Likewise, the stories we tell could determine the success or failure of the environmental movement. One example is Well Told Story’s Shujaaz platform, which takes social, scientific, and business concepts that are otherwise inaccessible to ordinary people and shares them as relevant and authentic, purposeful stories. It shares them with East African youth through radio, social media, and comic books — which are more widely distributed than Marvel’s. It is empowering a new generation of keen young people and entrepreneurs in Kenya and Tanzania. The effect is a measurable impact on young Africans, empowered to take a stake in their own futures.

We need to learn how to use stories to bring life to facts and data. This is something 17-year-old Swedish school-striker Greta Thunberg has done well. She has brought home the realities of the climate crisis for young people and inspired millions of her peers to take action. Thunberg, a shy girl with pigtails, boycotted school in 2018 to demand that the Swedish government reduce carbon emissions in accordance with the Paris Agreement. This followed heat waves and wildfires during Sweden’s hottest summer in about 260 years. Her action sparked a youth-led global protest movement, Fridays for Future, demanding action by politicians.

Rather than overwhelm people with data, stories can give rise to a narrative of hope. Thunberg and other nontraditional climate messengers, such as Extinction Rebellion, have made people sit up and take notice in a way that years of scientific data has failed to do. She became the public face of a powerful scientific story, emboldening a new generation to reject old assumptions and rules and instead live out the values that underpin successful societies.

“People and planet” has been a rallying cry for some years. 2020 offers unprecedented opportunities to secure major investments in our natural environment, with key global opportunities at the Convention on Biological Diversity’s conference in China, the U.N. secretary-general’s nature summit in New York, and the IUCN’s World Conservation Congress in France. It has, quite rightly, been termed a “super year” for nature.

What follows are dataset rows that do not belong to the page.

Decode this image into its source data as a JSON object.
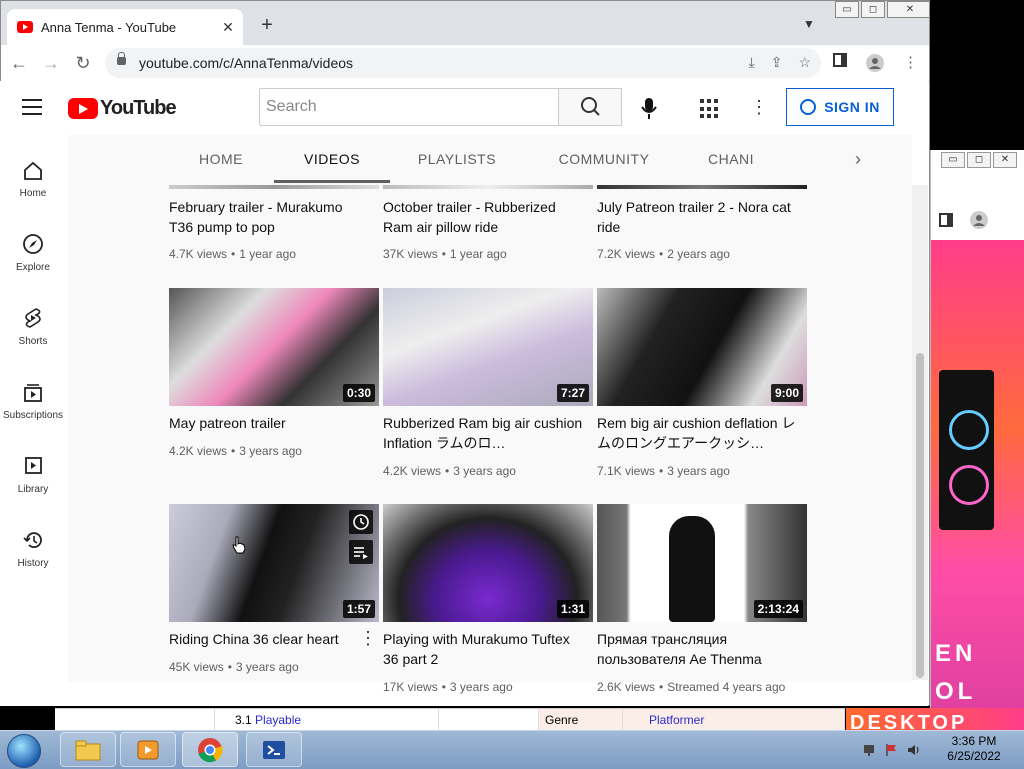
{
  "browser": {
    "tab_title": "Anna Tenma - YouTube",
    "tab_close": "✕",
    "new_tab": "+",
    "url": "youtube.com/c/AnnaTenma/videos"
  },
  "header": {
    "logo_text": "YouTube",
    "search_placeholder": "Search",
    "signin_label": "SIGN IN"
  },
  "sidebar": {
    "items": [
      {
        "label": "Home",
        "icon": "home-icon"
      },
      {
        "label": "Explore",
        "icon": "compass-icon"
      },
      {
        "label": "Shorts",
        "icon": "shorts-icon"
      },
      {
        "label": "Subscriptions",
        "icon": "subscriptions-icon"
      },
      {
        "label": "Library",
        "icon": "library-icon"
      },
      {
        "label": "History",
        "icon": "history-icon"
      }
    ]
  },
  "channel_tabs": [
    {
      "label": "HOME"
    },
    {
      "label": "VIDEOS"
    },
    {
      "label": "PLAYLISTS"
    },
    {
      "label": "COMMUNITY"
    },
    {
      "label": "CHANI"
    }
  ],
  "videos": [
    {
      "title": "February trailer - Murakumo T36 pump to pop",
      "views": "4.7K views",
      "age": "1 year ago",
      "duration": ""
    },
    {
      "title": "October trailer - Rubberized Ram air pillow ride",
      "views": "37K views",
      "age": "1 year ago",
      "duration": ""
    },
    {
      "title": "July Patreon trailer 2 - Nora cat ride",
      "views": "7.2K views",
      "age": "2 years ago",
      "duration": ""
    },
    {
      "title": "May patreon trailer",
      "views": "4.2K views",
      "age": "3 years ago",
      "duration": "0:30"
    },
    {
      "title": "Rubberized Ram big air cushion Inflation ラムのロ…",
      "views": "4.2K views",
      "age": "3 years ago",
      "duration": "7:27"
    },
    {
      "title": "Rem big air cushion deflation レムのロングエアークッシ…",
      "views": "7.1K views",
      "age": "3 years ago",
      "duration": "9:00"
    },
    {
      "title": "Riding China 36 clear heart",
      "views": "45K views",
      "age": "3 years ago",
      "duration": "1:57"
    },
    {
      "title": "Playing with Murakumo Tuftex 36 part 2",
      "views": "17K views",
      "age": "3 years ago",
      "duration": "1:31"
    },
    {
      "title": "Прямая трансляция пользователя Ae Thenma",
      "views": "2.6K views",
      "age": "Streamed 4 years ago",
      "duration": "2:13:24"
    }
  ],
  "background_window": {
    "row_num": "3.1",
    "row_link": "Playable",
    "genre_label": "Genre",
    "genre_value": "Platformer"
  },
  "taskbar": {
    "time": "3:36 PM",
    "date": "6/25/2022"
  },
  "colors": {
    "youtube_red": "#ff0000",
    "link_blue": "#065fd4"
  }
}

Leading up to and during these events, we must remember that we have a responsibility to tell stories. As environmentalists, we need to recognize that we need new stories to reshape the direction in which our world is heading, whether the stories are about the conservation revolution in Namibia — with 71 communal conservancies and a staggering 43% of Namibia’s land under conservation management — or the 15 conservancies that are protecting over 450,000 acres of the world-famous Masai Mara, a critical habitat for the great Serengeti-Mara wildebeest migration.

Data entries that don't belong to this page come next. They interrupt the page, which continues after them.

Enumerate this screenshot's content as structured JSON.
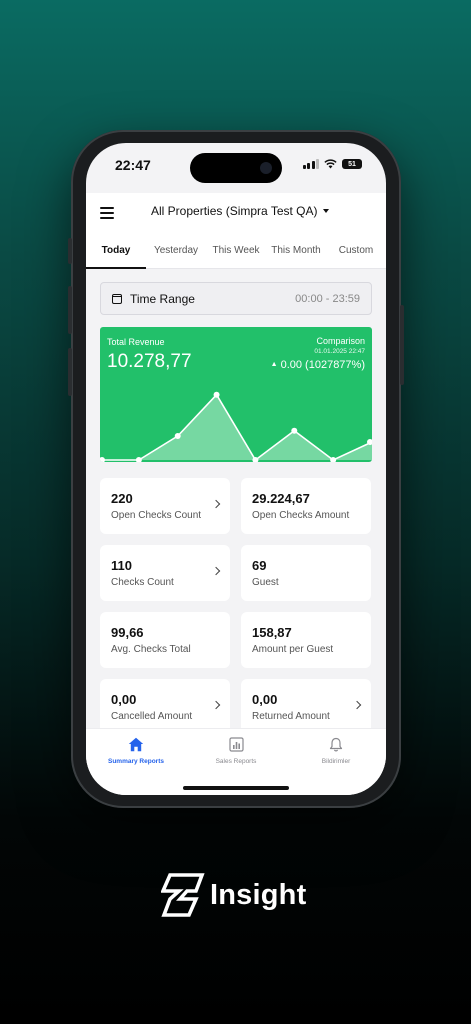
{
  "status_bar": {
    "time": "22:47",
    "battery": "51"
  },
  "header": {
    "property_title": "All Properties (Simpra Test QA)"
  },
  "tabs": [
    {
      "label": "Today",
      "active": true
    },
    {
      "label": "Yesterday",
      "active": false
    },
    {
      "label": "This Week",
      "active": false
    },
    {
      "label": "This Month",
      "active": false
    },
    {
      "label": "Custom",
      "active": false
    }
  ],
  "time_range": {
    "label": "Time Range",
    "value": "00:00 - 23:59"
  },
  "revenue": {
    "label": "Total Revenue",
    "value": "10.278,77",
    "comparison_label": "Comparison",
    "comparison_date": "01.01.2025 22:47",
    "comparison_value": "0.00 (1027877%)"
  },
  "stats": [
    {
      "value": "220",
      "label": "Open Checks Count",
      "chevron": true
    },
    {
      "value": "29.224,67",
      "label": "Open Checks Amount",
      "chevron": false
    },
    {
      "value": "110",
      "label": "Checks Count",
      "chevron": true
    },
    {
      "value": "69",
      "label": "Guest",
      "chevron": false
    },
    {
      "value": "99,66",
      "label": "Avg. Checks Total",
      "chevron": false
    },
    {
      "value": "158,87",
      "label": "Amount per Guest",
      "chevron": false
    },
    {
      "value": "0,00",
      "label": "Cancelled Amount",
      "chevron": true
    },
    {
      "value": "0,00",
      "label": "Returned Amount",
      "chevron": true
    }
  ],
  "bottom_nav": [
    {
      "label": "Summary Reports",
      "icon": "home-icon",
      "active": true
    },
    {
      "label": "Sales Reports",
      "icon": "bar-chart-icon",
      "active": false
    },
    {
      "label": "Bildirimler",
      "icon": "bell-icon",
      "active": false
    }
  ],
  "brand": {
    "name": "Insight"
  },
  "colors": {
    "accent_green": "#22c06a",
    "nav_active": "#2563eb"
  },
  "chart_data": {
    "type": "area",
    "x": [
      0,
      1,
      2,
      3,
      4,
      5,
      6,
      7
    ],
    "values": [
      0,
      0,
      0.32,
      0.87,
      0,
      0.39,
      0,
      0.24
    ],
    "ylim": [
      0,
      1
    ]
  }
}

The contrasting approaches to NATO and UNFCCC meetings represent a political reality that bears no relationship to the world we see around us. Averting the crises of nature and climate change is as important as protecting humanity from the evils of military conflict. And it is central to building resilient and fairer economies. Remaining indifferent to the nature and climate crisis is indefensible and avoidable. It is time for political leaders to privilege narratives of hope over narratives of conflict.